If it’s an ill wind that blows nobody good, it’s no wind at all that is nirvana for whale and dolphin watchers.
The pod of dolphins caught on underwater camera off Baltimore, west Cork this week reflects the intense feeding activity by marine mammals off the west and south coasts.
Humpback, fin and minke whales and dolphins are gorging on scad and herring, and have been sighted from Wexford around to Bloody Foreland off Donegal.
"It's peak whale watching season this time off year, and these dolphins are nothing exceptional - but the current band of high pressure is making it much easier for us to spot them," Padraig Whooley of the Irish Whale and Dolphin Group (IWDG) told The Irish Times.

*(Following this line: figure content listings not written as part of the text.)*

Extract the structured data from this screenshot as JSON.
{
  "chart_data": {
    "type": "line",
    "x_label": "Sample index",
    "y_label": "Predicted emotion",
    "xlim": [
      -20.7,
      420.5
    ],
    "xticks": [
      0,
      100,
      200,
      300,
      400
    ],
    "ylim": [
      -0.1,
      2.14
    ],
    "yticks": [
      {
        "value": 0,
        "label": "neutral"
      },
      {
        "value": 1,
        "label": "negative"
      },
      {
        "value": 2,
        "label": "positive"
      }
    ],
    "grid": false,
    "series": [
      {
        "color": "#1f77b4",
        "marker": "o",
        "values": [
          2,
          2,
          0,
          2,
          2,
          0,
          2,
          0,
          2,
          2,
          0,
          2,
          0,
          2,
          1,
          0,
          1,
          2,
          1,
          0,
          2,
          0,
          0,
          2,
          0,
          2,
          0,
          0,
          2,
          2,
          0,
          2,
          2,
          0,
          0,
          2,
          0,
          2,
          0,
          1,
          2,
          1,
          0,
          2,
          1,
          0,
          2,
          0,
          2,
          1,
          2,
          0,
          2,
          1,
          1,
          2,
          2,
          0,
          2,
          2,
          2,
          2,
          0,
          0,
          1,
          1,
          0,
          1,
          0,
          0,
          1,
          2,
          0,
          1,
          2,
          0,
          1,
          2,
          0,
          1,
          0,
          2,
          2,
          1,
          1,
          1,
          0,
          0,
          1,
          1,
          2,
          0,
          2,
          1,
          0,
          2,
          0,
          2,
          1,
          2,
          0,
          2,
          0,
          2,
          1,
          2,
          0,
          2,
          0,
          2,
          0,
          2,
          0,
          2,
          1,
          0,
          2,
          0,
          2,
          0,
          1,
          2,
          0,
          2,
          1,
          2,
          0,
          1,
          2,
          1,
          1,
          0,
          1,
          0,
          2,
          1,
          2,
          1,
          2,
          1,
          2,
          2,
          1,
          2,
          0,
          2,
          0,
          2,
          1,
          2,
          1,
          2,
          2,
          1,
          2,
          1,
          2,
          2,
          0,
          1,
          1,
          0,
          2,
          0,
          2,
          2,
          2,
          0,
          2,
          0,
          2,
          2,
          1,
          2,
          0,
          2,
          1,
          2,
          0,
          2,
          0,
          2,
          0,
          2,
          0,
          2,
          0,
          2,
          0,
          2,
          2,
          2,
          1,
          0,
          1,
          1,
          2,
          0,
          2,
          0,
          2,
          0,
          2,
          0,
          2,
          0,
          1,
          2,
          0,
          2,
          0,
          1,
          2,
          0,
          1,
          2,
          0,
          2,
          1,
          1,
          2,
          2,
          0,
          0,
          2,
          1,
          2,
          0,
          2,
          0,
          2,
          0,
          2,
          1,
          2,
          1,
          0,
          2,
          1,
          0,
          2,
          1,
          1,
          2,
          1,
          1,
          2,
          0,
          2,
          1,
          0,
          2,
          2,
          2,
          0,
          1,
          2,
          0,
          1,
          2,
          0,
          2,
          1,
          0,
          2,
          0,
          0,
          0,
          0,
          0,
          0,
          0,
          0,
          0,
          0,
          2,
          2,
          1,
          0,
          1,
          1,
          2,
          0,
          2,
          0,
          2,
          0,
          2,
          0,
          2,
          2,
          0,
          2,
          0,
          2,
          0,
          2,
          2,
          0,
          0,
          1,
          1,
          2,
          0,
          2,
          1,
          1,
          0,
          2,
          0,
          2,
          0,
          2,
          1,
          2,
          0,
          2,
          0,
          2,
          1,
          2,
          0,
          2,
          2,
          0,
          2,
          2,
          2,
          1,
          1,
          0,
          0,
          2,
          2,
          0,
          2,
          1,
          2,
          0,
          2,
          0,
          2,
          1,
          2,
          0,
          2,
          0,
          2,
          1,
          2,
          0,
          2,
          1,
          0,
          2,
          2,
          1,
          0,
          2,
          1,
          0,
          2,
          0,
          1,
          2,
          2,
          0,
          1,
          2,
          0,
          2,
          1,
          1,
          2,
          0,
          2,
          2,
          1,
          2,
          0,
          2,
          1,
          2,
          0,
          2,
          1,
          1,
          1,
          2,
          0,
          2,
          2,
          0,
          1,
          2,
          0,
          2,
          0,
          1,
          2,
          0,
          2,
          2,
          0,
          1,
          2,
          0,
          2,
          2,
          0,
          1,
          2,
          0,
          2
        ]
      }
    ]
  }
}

During a trip undertaken this week off Baltimore by Colin Barnes of Cork Whale Watch, Mr Whooley noted a humpback, four to five fin whales, three to four minke whales, a common dolphin, harbour porpoise and grey seals.
"We had common dolphins riding on the bow of Colin's boat for four to five hours," Mr Whooley said, proving once again that "Ireland is the world class location for whale watching in the north Atlantic".
Earlier this autumn, the IWDG recorded sightings of beaked whales - some of the most rarely seen cetaceans on the planet - from the deck of the Celtic Mist on the Porcupine Bight, about 120km southwest of Kerry.
Research published earlier this year on the dietary habits of fin and humpback whales suggested that they are attracted to the Irish coast by the superior taste of our scad and herring stocks, whereas these species feed on krill in other parts of “blue Europe”.
The research led by Dr Conor Ryan of the Galway-Mayo Institute of Technology and involving the IWDG and the Marine Institute, found visiting fin and humpbacks will follow the seasonal movements of sprat and herring as they congregate inshore to spawn between Slea Head, Co Kerry and Wexford's Hook Head peninsula.